# New movie: Shooter



## hoist-monkey (4 Feb 2007)

Has anyone seen the preview for "Shooter" yet.
http://www.apple.com/trailers/paramount/shooter/
It is based on a Stephen Hunter book called "Point of Impact"
I can't believe they are making a movie out of this book, and doing a crappy job about it.
Mark Wahlberg can't act, he has one facial expression "stunned", the Director should have used his brother
Donnie Wahlberg "Band of Brothers".
Needless to say they are totally changing the story of the main character "Bob Lee Swagger" and dumbing it down.
Opinions anyone?


----------



## Kilo_302 (10 Feb 2007)

I read that book a few years back, and it was pretty implausible. Then again, that would make it perfect for hollywood. Its funny, i saw the preview and had a sneaking suspicion I had seen this before.
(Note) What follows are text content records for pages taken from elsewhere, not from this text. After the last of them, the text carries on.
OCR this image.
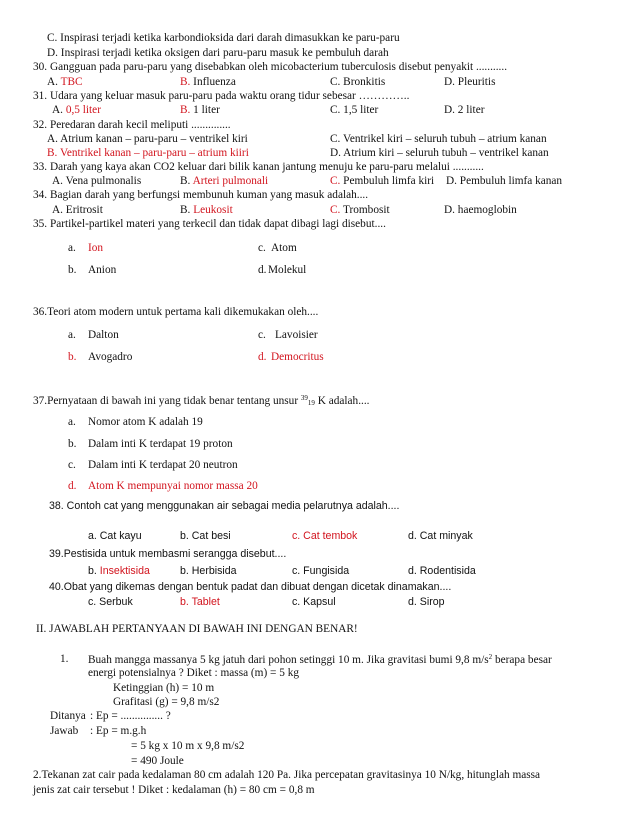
C. Inspirasi terjadi ketika karbondioksida dari darah dimasukkan ke paru-paru
D. Inspirasi terjadi ketika oksigen dari paru-paru masuk ke pembuluh darah
30. Gangguan pada paru-paru yang disebabkan oleh micobacterium tuberculosis disebut penyakit ...........
A. TBC	B. Influenza	C. Bronkitis	D. Pleuritis
31. Udara yang keluar masuk paru-paru pada waktu orang tidur sebesar …………..
A. 0,5 liter	B. 1 liter	C. 1,5 liter	D. 2 liter
32. Peredaran darah kecil meliputi ..............
A. Atrium kanan – paru-paru – ventrikel kiri
B. Ventrikel kanan – paru-paru – atrium kiiri
C. Ventrikel kiri – seluruh tubuh – atrium kanan
D. Atrium kiri – seluruh tubuh – ventrikel kanan
33. Darah yang kaya akan CO2 keluar dari bilik kanan jantung menuju ke paru-paru melalui ...........
A. Vena pulmonalis	B. Arteri pulmonali	C. Pembuluh limfa kiri D. Pembuluh limfa kanan
34. Bagian darah yang berfungsi membunuh kuman yang masuk adalah....
A. Eritrosit	B. Leukosit	C. Trombosit	D. haemoglobin
35. Partikel-partikel materi yang terkecil dan tidak dapat dibagi lagi disebut....
a. Ion	c. Atom
b. Anion	d. Molekul
36.Teori atom modern untuk pertama kali dikemukakan oleh....
a. Dalton	c. Lavoisier
b. Avogadro	d. Democritus
37.Pernyataan di bawah ini yang tidak benar tentang unsur $^{39}_{19}$ K adalah....
a. Nomor atom K adalah 19
b. Dalam inti K terdapat 19 proton
c. Dalam inti K terdapat 20 neutron
d. Atom K mempunyai nomor massa 20
38. Contoh cat yang menggunakan air sebagai media pelarutnya adalah....
a. Cat kayu	b. Cat besi	c. Cat tembok	d. Cat minyak
39.Pestisida untuk membasmi serangga disebut....
b. Insektisida	b. Herbisida	c. Fungisida	d. Rodentisida
40.Obat yang dikemas dengan bentuk padat dan dibuat dengan dicetak dinamakan....
c. Serbuk	b. Tablet	c. Kapsul	d. Sirop
II. JAWABLAH PERTANYAAN DI BAWAH INI DENGAN BENAR!
1. Buah mangga massanya 5 kg jatuh dari pohon setinggi 10 m. Jika gravitasi bumi 9,8 $m/s^2$ berapa besar
energi potensialnya ? Diket : massa (m) = 5 kg
Ketinggian (h) = 10 m
Grafitasi (g) = 9,8 m/s2
Ditanya : Ep = ............... ?
Jawab : Ep = m.g.h
= 5 kg x 10 m x 9,8 m/s2
= 490 Joule
2.Tekanan zat cair pada kedalaman 80 cm adalah 120 Pa. Jika percepatan gravitasinya 10 N/kg, hitunglah massa
jenis zat cair tersebut ! Diket : kedalaman (h) = 80 cm = 0,8 m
Then i remembered a couple days during a summer long ago that i wasted reading a pulp novel. still, it was pretty entertaining.


----------



## career_radio-checker (11 Feb 2007)

hey a secret squirel movie  

He can shoot a can of chuncky chicken from a mile away, he can drive sports cars I've never heard of, he's trained in counter-intelligence (like changing a password on a computer so that no one else will ever get into it... hey I guess I'm trained in counter-int too!), he's practicaly bullet proof and falling-from-building proof, he's wanted by the government, and he's handsome.


But he's no Chuck Norris  ^-^


----------



## HollywoodHitman (11 Feb 2007)

Chuck Norris gave Mona Lisa her smile.


----------



## Natsun (11 Feb 2007)

Looks half decent as movies go.  I'll likely try to watch it in theater to see if the DVD is worth it.


----------



## karl28 (12 Feb 2007)

> Chuck Norris gave Mona Lisa her smile.



            So was that smile from bad acting and a silent joke to her or was it something else lol But seriously that quote was funny thanks


----------



## Sig_Des (12 Feb 2007)

I dunno, this movey seems to me like it's been done before.
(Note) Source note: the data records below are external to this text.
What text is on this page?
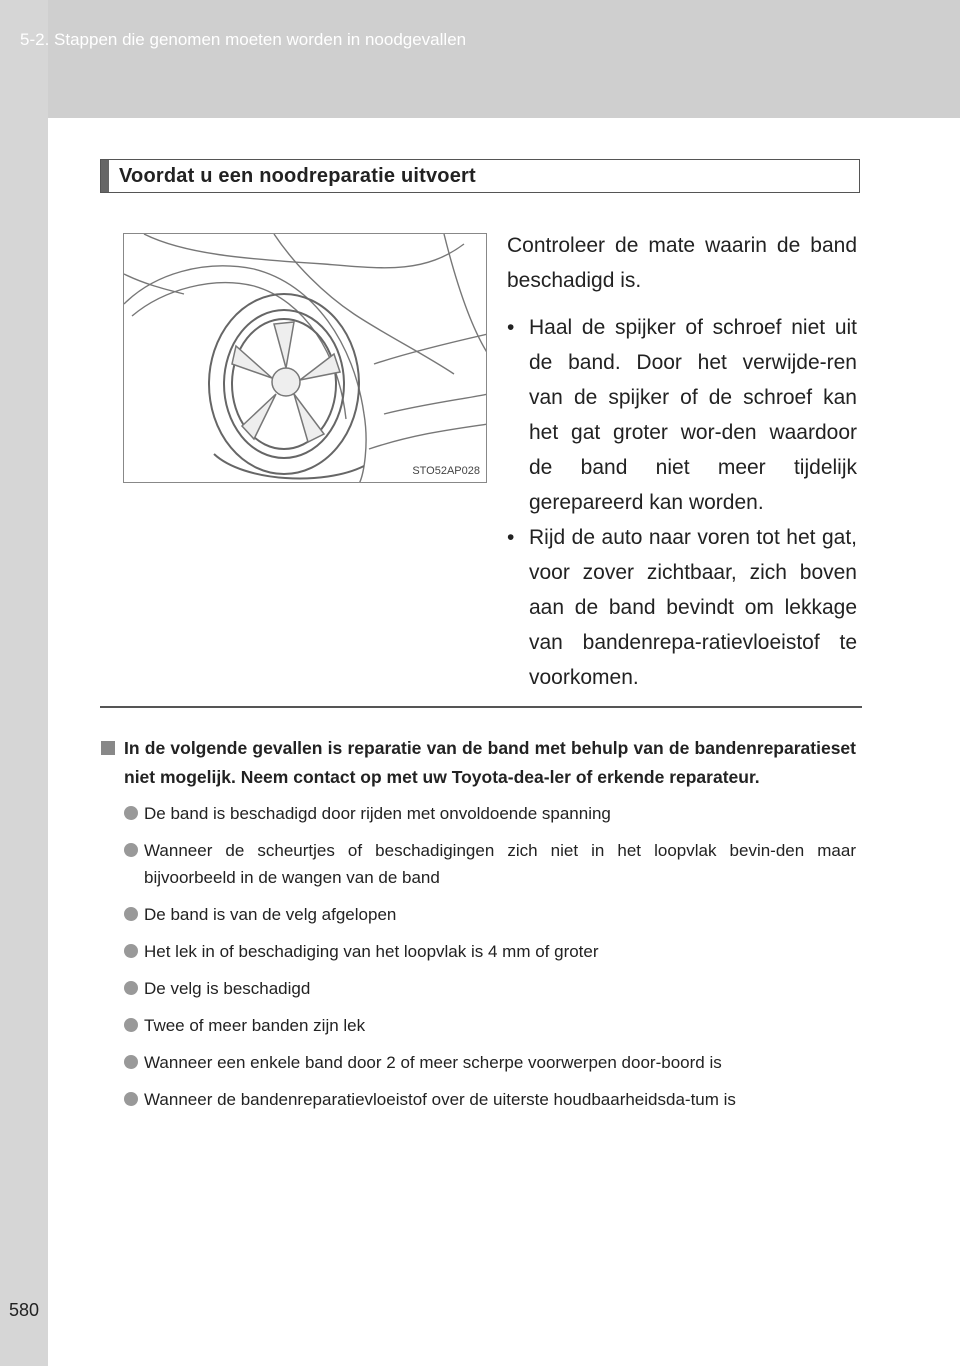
5-2. Stappen die genomen moeten worden in noodgevallen
580
Voordat u een noodreparatie uitvoert
STO52AP028

Controleer de mate waarin de band beschadigd is.

• Haal de spijker of schroef niet uit de band. Door het verwijde-ren van de spijker of de schroef kan het gat groter wor-den waardoor de band niet meer tijdelijk gerepareerd kan worden.
• Rijd de auto naar voren tot het gat, voor zover zichtbaar, zich boven aan de band bevindt om lekkage van bandenrepa-ratievloeistof te voorkomen.
In de volgende gevallen is reparatie van de band met behulp van de bandenreparatieset niet mogelijk. Neem contact op met uw Toyota-dea-ler of erkende reparateur.
De band is beschadigd door rijden met onvoldoende spanning
Wanneer de scheurtjes of beschadigingen zich niet in het loopvlak bevin-den maar bijvoorbeeld in de wangen van de band
De band is van de velg afgelopen
Het lek in of beschadiging van het loopvlak is 4 mm of groter
De velg is beschadigd
Twee of meer banden zijn lek
Wanneer een enkele band door 2 of meer scherpe voorwerpen door-boord is
Wanneer de bandenreparatievloeistof over de uiterste houdbaarheidsda-tum is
Something with Will Smith, or something with one of the Weyans brothers...


----------



## Danjanou (12 Feb 2007)

I'm a big fan of all the "BobThe Nailer" books by Stephen Hunter and his other prequel series about Earl Swagger.

From what I've heard Hunter is/was involved in the production of this, so I doubt it's too "dumbed down." They updated it obviously the original novel was written and set in the 1980s and involved a Vietnam Vet and subplots involving death squads in Central America, neither of which would fly now.


----------



## Teflon (12 Feb 2007)

Like almost any "book to Movie" story, it is not going to capture the entire story as detailed as the book. Hell you can't take a book of anywhere from 300 to 500 pages and condense it into a 2 hour movie without loosing some of the story. Besides movies cater to a larger audience then books, a much broader audience of varying levels of subject knowledge and general intelligence so one might expect some "dumbing down"

It's just entertainment

Read and enjoyed the book a couple of years ago and I'm sure I'll end up seeing the movie or at least renting the DVD.


----------